A due settimane dalla imponente “occupazione” del Brennero gli agricoltori di Coldiretti scendono nuovamente in piazza per chiedere chiarezza e legalità sulle quote latte. Domani, 20 luglio, anche una nutrita delegazione di oltre un centinaio di allevatori veneti, guidata dal presidente Giorgio Piazza raggiungerà Roma per partecipare, insieme a migliaia di agricoltori e al leader nazionale Sergio Marini, al sit-in in piazza Montecitorio durante la discussione della manovra economica alla Camera dei Deputati che sospende il pagamento delle multe sulle quote latte.
“Ancora una volta gli allevatori sono costretti ad abbandonare le proprie aziende per una questione di legalità – spiega Giorgio Piazza – Noi rispettiamo sempre la legge ma la legge rispetti noi.

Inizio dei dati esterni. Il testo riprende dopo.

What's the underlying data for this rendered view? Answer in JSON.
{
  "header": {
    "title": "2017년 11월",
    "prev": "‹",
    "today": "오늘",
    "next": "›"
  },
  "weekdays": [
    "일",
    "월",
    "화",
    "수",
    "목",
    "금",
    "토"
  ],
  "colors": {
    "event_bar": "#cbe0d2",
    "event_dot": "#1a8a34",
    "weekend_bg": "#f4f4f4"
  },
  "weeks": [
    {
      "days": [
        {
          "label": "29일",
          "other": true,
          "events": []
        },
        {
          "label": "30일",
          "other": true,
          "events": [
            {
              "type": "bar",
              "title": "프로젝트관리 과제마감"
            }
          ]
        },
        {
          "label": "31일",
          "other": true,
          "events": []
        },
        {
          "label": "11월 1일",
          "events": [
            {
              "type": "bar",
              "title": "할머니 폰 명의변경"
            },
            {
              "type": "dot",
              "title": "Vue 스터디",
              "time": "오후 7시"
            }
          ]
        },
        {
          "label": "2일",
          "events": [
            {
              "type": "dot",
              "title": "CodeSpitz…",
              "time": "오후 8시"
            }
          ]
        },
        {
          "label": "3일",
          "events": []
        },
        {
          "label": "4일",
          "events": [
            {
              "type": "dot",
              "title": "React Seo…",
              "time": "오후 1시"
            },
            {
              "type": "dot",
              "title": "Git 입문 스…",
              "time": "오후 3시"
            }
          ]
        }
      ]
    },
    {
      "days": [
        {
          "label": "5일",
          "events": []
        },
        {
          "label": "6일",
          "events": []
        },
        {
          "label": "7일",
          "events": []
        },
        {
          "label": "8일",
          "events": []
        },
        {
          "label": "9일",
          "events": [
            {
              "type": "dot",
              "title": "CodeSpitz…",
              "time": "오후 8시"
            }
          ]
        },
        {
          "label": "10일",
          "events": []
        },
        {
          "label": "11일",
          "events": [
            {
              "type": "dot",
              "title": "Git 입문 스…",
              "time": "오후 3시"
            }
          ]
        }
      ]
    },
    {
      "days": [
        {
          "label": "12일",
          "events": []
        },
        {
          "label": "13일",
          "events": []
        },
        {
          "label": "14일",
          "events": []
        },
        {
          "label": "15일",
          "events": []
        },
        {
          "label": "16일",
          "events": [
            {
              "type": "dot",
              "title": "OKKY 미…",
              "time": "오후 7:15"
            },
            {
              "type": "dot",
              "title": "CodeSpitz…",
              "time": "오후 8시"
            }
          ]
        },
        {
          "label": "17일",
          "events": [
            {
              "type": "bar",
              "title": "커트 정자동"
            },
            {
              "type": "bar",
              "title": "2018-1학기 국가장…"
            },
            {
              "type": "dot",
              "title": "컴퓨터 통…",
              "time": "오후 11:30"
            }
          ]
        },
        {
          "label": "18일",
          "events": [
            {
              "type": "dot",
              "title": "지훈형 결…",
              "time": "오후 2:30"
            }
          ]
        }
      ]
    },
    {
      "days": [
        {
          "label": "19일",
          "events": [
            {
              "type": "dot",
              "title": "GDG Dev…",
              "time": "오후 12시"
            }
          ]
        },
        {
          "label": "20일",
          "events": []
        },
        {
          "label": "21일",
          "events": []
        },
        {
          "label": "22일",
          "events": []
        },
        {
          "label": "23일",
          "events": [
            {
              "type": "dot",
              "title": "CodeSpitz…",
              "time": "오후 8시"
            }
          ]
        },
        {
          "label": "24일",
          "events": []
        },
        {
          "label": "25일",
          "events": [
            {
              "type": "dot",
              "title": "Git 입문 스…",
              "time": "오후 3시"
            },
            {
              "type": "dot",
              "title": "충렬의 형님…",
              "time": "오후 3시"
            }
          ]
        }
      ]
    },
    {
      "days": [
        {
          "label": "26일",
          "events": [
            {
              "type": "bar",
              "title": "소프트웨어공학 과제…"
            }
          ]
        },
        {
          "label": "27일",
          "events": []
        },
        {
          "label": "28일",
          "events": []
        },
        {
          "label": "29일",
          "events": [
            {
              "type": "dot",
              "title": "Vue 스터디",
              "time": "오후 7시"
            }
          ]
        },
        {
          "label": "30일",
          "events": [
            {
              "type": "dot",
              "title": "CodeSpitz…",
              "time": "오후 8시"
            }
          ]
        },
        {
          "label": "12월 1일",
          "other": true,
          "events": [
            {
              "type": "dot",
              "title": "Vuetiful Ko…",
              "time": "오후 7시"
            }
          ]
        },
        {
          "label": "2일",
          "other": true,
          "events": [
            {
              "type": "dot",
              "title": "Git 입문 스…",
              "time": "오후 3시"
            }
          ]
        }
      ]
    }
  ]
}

Se gli accertamenti in corso sono così “importanti” da determinare nella manovra la sospensione delle rate delle multe sulle quote latte, allora lo Stato rifaccia per l’ennesima volta i suoi conti ma, visto che venti anni non gli sono ancora bastati, intanto restituisca i soldi a tutti gli allevatori che hanno versato multe non dovute e acquistato quote non necessarie calcolate su dati che lo stesso Stato oggi, con tanto di legge, ritiene non ancora certi. Se sono ancora da rifare i conti “chi sbaglia paga” deve valere per i produttori ma anche per lo Stato”.
In Veneto ricorda Coldiretti, la questione delle quote è sentita in particolare nel vicentino, nell’alta padovana, nel veronese nel trevigiano e nel bellunese  dove sono presenti circa 4.300 allevamenti ad indirizzo lattiero caseario che producono 11 milioni di quintali latte l’anno. Gran parte di questi è destinato alla produzione di formaggi Dop tra cui spiccano quelli a denominazione come l’Asiago (1.750 mila pezze) Montasio (300 mila)  Grana Padano (570 mila forme)  il Monte Veronese e la Casatella Trevigiana. Il Piave prossimo alla certificazione 310 mila forme.
Il settore zootecnico, ha vissuto una profonda ristrutturazione non senza sacrifici e a fronte di notevoli investimenti da parte delle aziende che hanno scelto di stare sul mercato rispettando le regole. Regole che dovrebbero essere uguali per tutti. In più occasioni Coldiretti ha ricordato che il problema del settore latte non è quello delle quote ma piuttosto il prezzo, perché manca ancora una giusta remunerazione nei confronti dei produttori.
Il prezzo alla stalla in Veneto è diminuito del 17% nell’ultima campagna assestandosi sui 34-36 euro al quintale (iva inclusa), importo non sufficiente per garantire un’adeguata redditività degli allevamenti.